I learned some time ago that the best way to feel positive in a time when you are almost overwhelmed by negatives is to take action. It may be a very small action - spending an afternoon volunteering at a school, pounding nails on a Habitat home, cooking at a soup kitchen, working with an advocacy group, or picking up litter, to name a few. But by that action, you are doing something to solve some part of a problem. It sure beats watching CNN all day and getting depressed!

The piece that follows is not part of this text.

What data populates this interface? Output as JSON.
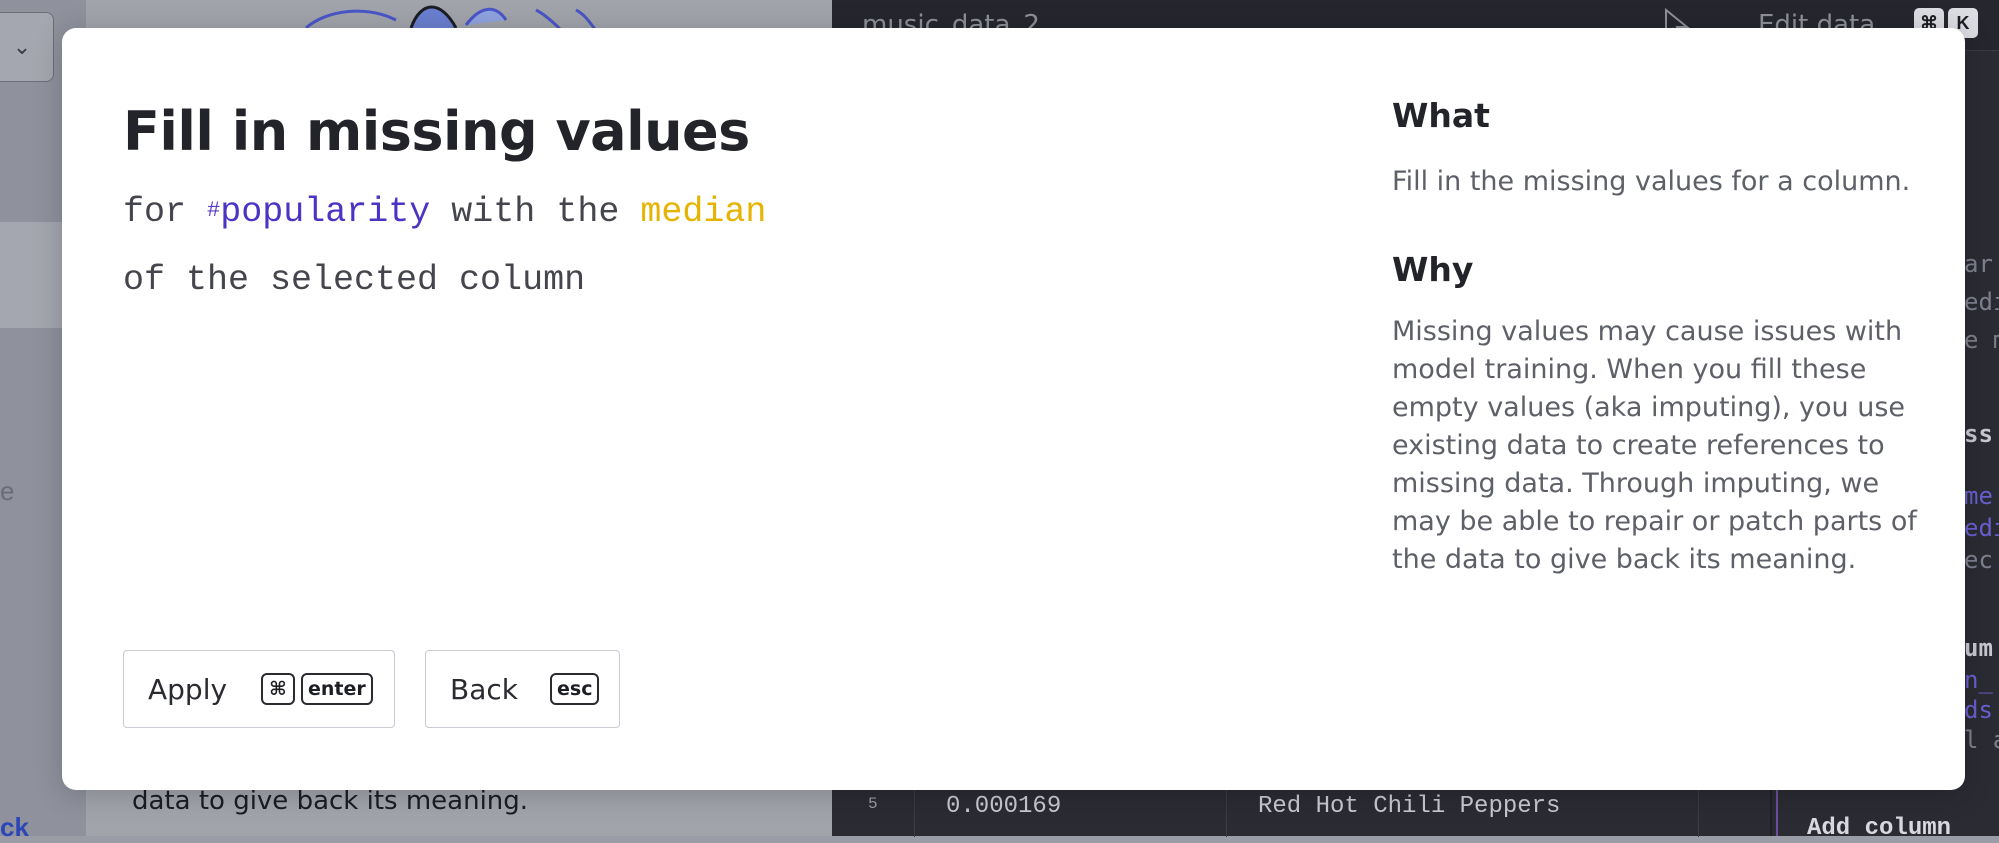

Let's use Groundhog Day as a day to resolve to do something, however small, to address one of the many challenges we face. Stay out of the burrow of avoidance and get into the sunlight of being part of the solution. Taking care of the least among us, loving our neighbors, and even loving our enemies are some of the most important lessons taught by the Christian tradition. If we live those principles, ultimately we also feel better about ourselves. And yes, one person can make a difference. After all, there are thousands of "one persons" in Juneau, hundreds of thousands in Alaska, and millions in America.
Dave Dierdorff is a member of Juneau Unitarian Universalist Fellowship.